In mille esperienze, in mille viaggi nelle straordinarie, angoscianti profondità del ventesimo secolo, Pajetta aveva assorbito umori e disillusioni, drammi e speranze. E spesso, nel grido di tante sue figure, aveva urlato il suo “basta” agli orrori della violenza, all’ipocrisia, alla falsa comunicazione, al materialismo, alla tecnologia che schiaccia l’uomo invece di sostenerlo… Ma ora, negli ultimi anni, quel grido si era fatto sempre più intimo, sempre più profondo, impossibilitato perfino a fuoriuscire all’esterno. E le labbra di Guido rimangono serrate. No, davanti a quella piega amara della bocca proprio non si riesce a far finta di niente…

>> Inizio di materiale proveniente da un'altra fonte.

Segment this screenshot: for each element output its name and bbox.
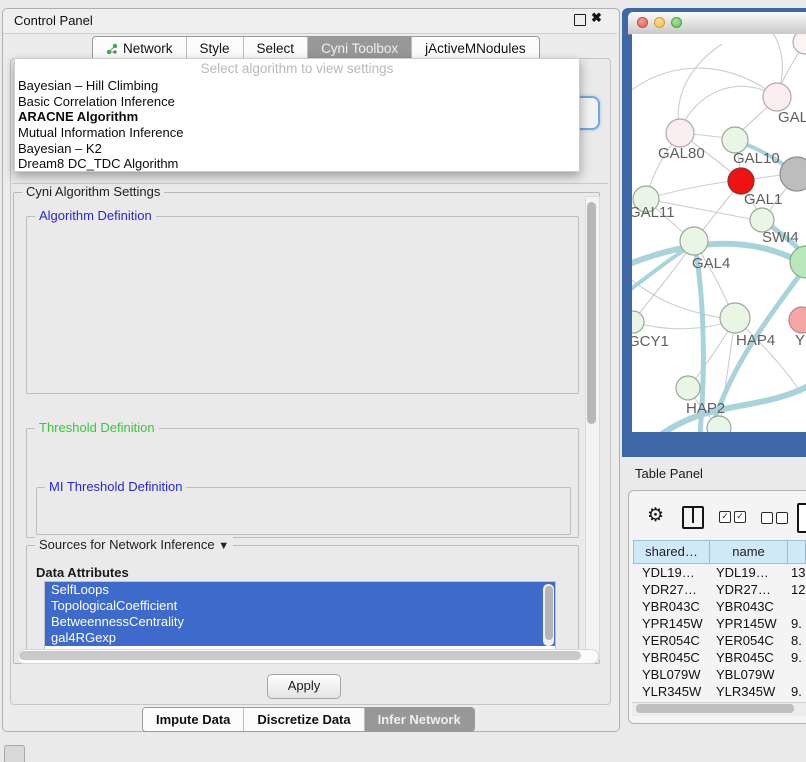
network-canvas[interactable]: GAL GAL80 GAL10 GAL1 GAL11 SWI4 GAL4 GCY… bbox=[632, 34, 806, 432]
bottom-tabstrip: Impute Data Discretize Data Infer Networ… bbox=[142, 707, 475, 732]
attribute-item[interactable]: BetweennessCentrality bbox=[45, 614, 555, 630]
algorithm-popup-list: Select algorithm to view settings Bayesi… bbox=[14, 58, 580, 172]
settings-scrollbar-thumb[interactable] bbox=[587, 202, 596, 424]
close-traffic-light-icon[interactable] bbox=[637, 17, 648, 28]
network-node-gal-partial[interactable] bbox=[763, 83, 791, 111]
node-label: SWI4 bbox=[762, 229, 799, 246]
mi-threshold-definition-group: MI Threshold Definition bbox=[36, 487, 571, 535]
table-row[interactable]: YBL079W YBL079W bbox=[633, 666, 806, 683]
table-row[interactable]: YBR043C YBR043C bbox=[633, 598, 806, 615]
algorithm-item[interactable]: Bayesian – K2 bbox=[15, 141, 579, 157]
node-label: GCY1 bbox=[632, 333, 669, 350]
node-label: GAL10 bbox=[733, 150, 780, 167]
table-body: YDL19… YDL19… 13 YDR27… YDR27… 12 YBR043… bbox=[633, 564, 806, 702]
control-panel-titlebar bbox=[3, 9, 617, 34]
sources-group-title: Sources for Network Inference ▼ bbox=[35, 537, 233, 552]
zoom-traffic-light-icon[interactable] bbox=[671, 17, 682, 28]
tab-cyni-toolbox[interactable]: Cyni Toolbox bbox=[308, 37, 412, 60]
node-label: GAL1 bbox=[744, 191, 782, 208]
table-panel-title: Table Panel bbox=[635, 466, 703, 481]
column-header-shared-name[interactable]: shared… bbox=[633, 540, 709, 564]
network-node-gray[interactable] bbox=[780, 157, 806, 191]
table-row[interactable]: YDR27… YDR27… 12 bbox=[633, 581, 806, 598]
algorithm-item[interactable]: Bayesian – Hill Climbing bbox=[15, 78, 579, 94]
table-hscrollbar-thumb[interactable] bbox=[636, 704, 794, 713]
split-panel-icon[interactable] bbox=[682, 506, 704, 529]
network-node-unlabeled[interactable] bbox=[793, 34, 806, 54]
attributes-scrollbar-thumb[interactable] bbox=[545, 586, 553, 640]
float-window-icon[interactable] bbox=[574, 14, 586, 26]
network-tab-icon bbox=[106, 43, 118, 55]
attribute-item[interactable]: TopologicalCoefficient bbox=[45, 598, 555, 614]
network-node-pink[interactable] bbox=[789, 307, 806, 333]
network-node-gal4[interactable] bbox=[680, 227, 708, 255]
collapsed-panel-button[interactable] bbox=[4, 745, 25, 762]
attribute-item[interactable]: gal4RGexp bbox=[45, 630, 555, 646]
data-attributes-label: Data Attributes bbox=[36, 565, 129, 580]
node-label: Y bbox=[795, 332, 805, 349]
apply-button[interactable]: Apply bbox=[267, 674, 341, 699]
document-icon[interactable] bbox=[797, 503, 806, 533]
close-icon[interactable]: ✖ bbox=[591, 10, 602, 26]
minimize-traffic-light-icon[interactable] bbox=[654, 17, 665, 28]
network-node-gal80[interactable] bbox=[666, 119, 694, 147]
threshold-definition-title: Threshold Definition bbox=[35, 420, 159, 435]
deselect-all-checkboxes-icon[interactable] bbox=[761, 512, 788, 524]
desktop: Control Panel ✖ Network Style Select Cyn… bbox=[0, 0, 806, 762]
node-label: HAP2 bbox=[686, 400, 725, 417]
node-label: GAL11 bbox=[632, 204, 675, 221]
algorithm-item[interactable]: Basic Correlation Inference bbox=[15, 94, 579, 110]
mi-threshold-definition-title: MI Threshold Definition bbox=[45, 479, 186, 494]
algorithm-item-selected[interactable]: ARACNE Algorithm bbox=[15, 109, 579, 125]
table-row[interactable]: YLR345W YLR345W 9. bbox=[633, 683, 806, 700]
collapse-down-icon: ▼ bbox=[218, 540, 229, 552]
tab-select[interactable]: Select bbox=[244, 37, 309, 60]
network-node-green[interactable] bbox=[790, 246, 806, 278]
attributes-scrollbar[interactable] bbox=[543, 584, 554, 646]
tab-impute-data[interactable]: Impute Data bbox=[143, 708, 244, 731]
network-node-hap2[interactable] bbox=[676, 376, 700, 400]
node-label: GAL bbox=[778, 109, 806, 126]
table-row[interactable]: YPR145W YPR145W 9. bbox=[633, 615, 806, 632]
tab-infer-network[interactable]: Infer Network bbox=[365, 708, 474, 731]
gear-icon[interactable]: ⚙ bbox=[647, 504, 664, 527]
tab-style[interactable]: Style bbox=[187, 37, 244, 60]
network-node-hap4[interactable] bbox=[720, 303, 750, 333]
node-label: GAL80 bbox=[658, 145, 705, 162]
node-label: HAP4 bbox=[736, 332, 775, 349]
table-row[interactable]: YER054C YER054C 8. bbox=[633, 632, 806, 649]
column-header-name[interactable]: name bbox=[709, 540, 787, 564]
settings-group-title: Cyni Algorithm Settings bbox=[22, 184, 164, 199]
algorithm-popup-hint: Select algorithm to view settings bbox=[15, 61, 579, 78]
tab-jactivemnodules[interactable]: jActiveMNodules bbox=[412, 37, 539, 60]
tab-discretize-data[interactable]: Discretize Data bbox=[244, 708, 364, 731]
algorithm-item[interactable]: Mutual Information Inference bbox=[15, 125, 579, 141]
attribute-item[interactable]: SelfLoops bbox=[45, 582, 555, 598]
algorithm-definition-group: Algorithm Definition bbox=[26, 216, 579, 394]
table-header-row: shared… name bbox=[633, 540, 806, 564]
table-row[interactable]: YBR045C YBR045C 9. bbox=[633, 649, 806, 666]
algorithm-definition-title: Algorithm Definition bbox=[35, 208, 156, 223]
node-label: GAL4 bbox=[692, 255, 730, 272]
column-header-cut[interactable] bbox=[787, 540, 806, 564]
table-row[interactable]: YDL19… YDL19… 13 bbox=[633, 564, 806, 581]
control-panel-title: Control Panel bbox=[14, 13, 93, 28]
select-all-checkboxes-icon[interactable]: ✓✓ bbox=[719, 511, 746, 523]
tab-network[interactable]: Network bbox=[93, 37, 187, 60]
network-node-gcy1[interactable] bbox=[632, 311, 644, 333]
tab-network-label: Network bbox=[123, 41, 173, 56]
data-attributes-listbox: SelfLoops TopologicalCoefficient Between… bbox=[44, 581, 556, 651]
algorithm-item[interactable]: Dream8 DC_TDC Algorithm bbox=[15, 156, 579, 172]
settings-hscrollbar-thumb[interactable] bbox=[19, 651, 581, 660]
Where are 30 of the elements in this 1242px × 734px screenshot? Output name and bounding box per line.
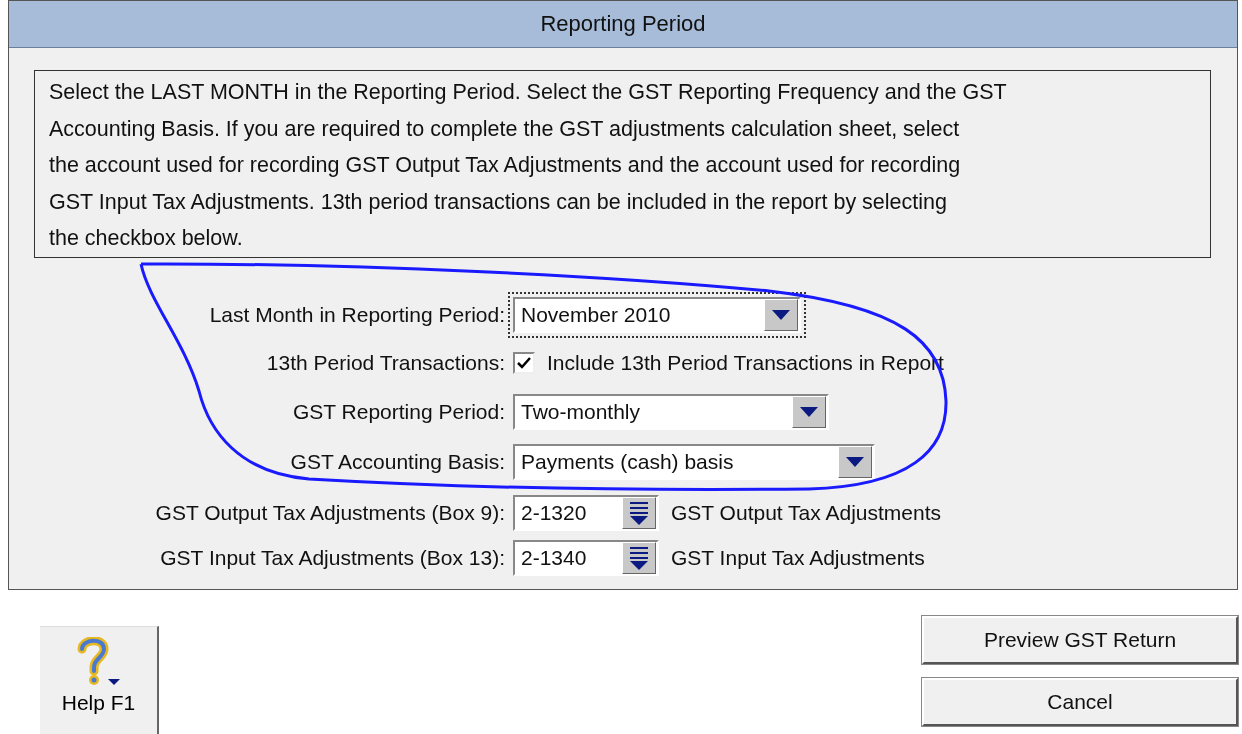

Accostare la pittura di Guido Pajetta non è semplice. Addentrarsi nella complessa personalità dell’artista ancora meno. Eppure i suoi dipinti affascinano, turbano, interrogano. Impossibile evitarli, una volta che vi si è incappato. Come nella grande, bella mostra oggi in corso a Milano, nelle sale di Palazzo Reale, con l’omaggio dell’ingresso gratuito per tutti (fino al prossimo 1 settembre), a cura di Paolo Biscottini, che della Fondazione Guido Pajetta è anche presidente. Una rassegna che ripercorrendo la vita del grande pittore italiano, attraversa per intero il secolo Ventesimo: storia, arte, ansie, rivoluzioni, dittature, guerre, drammi, paure, rinascite, illusioni e disillusioni.
«Miti e figure tra forma e colore» è il sottotitolo della rassegna (con catalogo di Skira), che attraverso un centinaio di dipinti illustra i diversi temi e momenti della ricerca pittorica di Pajetta. Ed ecco allora i primi passi di Guido secondo la tradizione ancora ottocentesca di Tallone e Alciati. Ecco il rinnovamento della sua pittura con l’adesione alle formule novecentiste di Sironi, e il loro superamento poco oltre in visioni metafisiche e surreali. Ecco negli anni Quaranta il chiarismo lombardo rigenerarsi nella vivacità cromatica suggerita da Matisse, dopo aver aggirato gli echi cubistici e picassiani. Ecco infine il funambolico gioco fra tragico e grottesco, in un espressionismo sempre più esistenzialmente esasperato…
Ricerca, continua. Confronto, sempre. Ma per vocazione, per elezione. Perché non fu mai mestiere, quello di Pajetta, né calcolo, né studio. «Io non sono arrivato alla “pittura”», confidò più volte: «Ci sono nato». La sua sola Musa fu la più terribile e la più dolce, l’unica a cui un artista dovrebbe prestare orecchio: l’ispirazione. Cosa poi sia questa “ispirazione” è impossibile a dirsi. Accade, semplicemente. E travolge. «Sono quindi, e soprattutto, un istintivo, ancorché aggiornato», spiegava ancora l’artista. «Davanti a una tela bianca che attende il “Miracolo” (quando questo avviene…) di vestirsi di forme e colori, non posso che attendere che qualche cosa si muova dentro. Solo allora, e non prima “a freddo”, mi metto al lavoro. E come “ditta dentro, vo significando”».
Un istintivo, tuttavia, che riflette, che analizza, che studia. Un istintivo tanto poco naïf, che maledice quasi quell’«enorme bagaglio di cultura» che si trascina dietro – perché gli rallenta il passo, invece che farlo volare…-, senza potervi tuttavia rinunciare. E che per tutta la vita, e negli ultimi anni soprattutto, non può smettere di riflettere sulla forza e sulla debolezza dell’arte, sull’apparente inutilità di quella Bellezza, che salva chi accetta di lasciarsi salvare.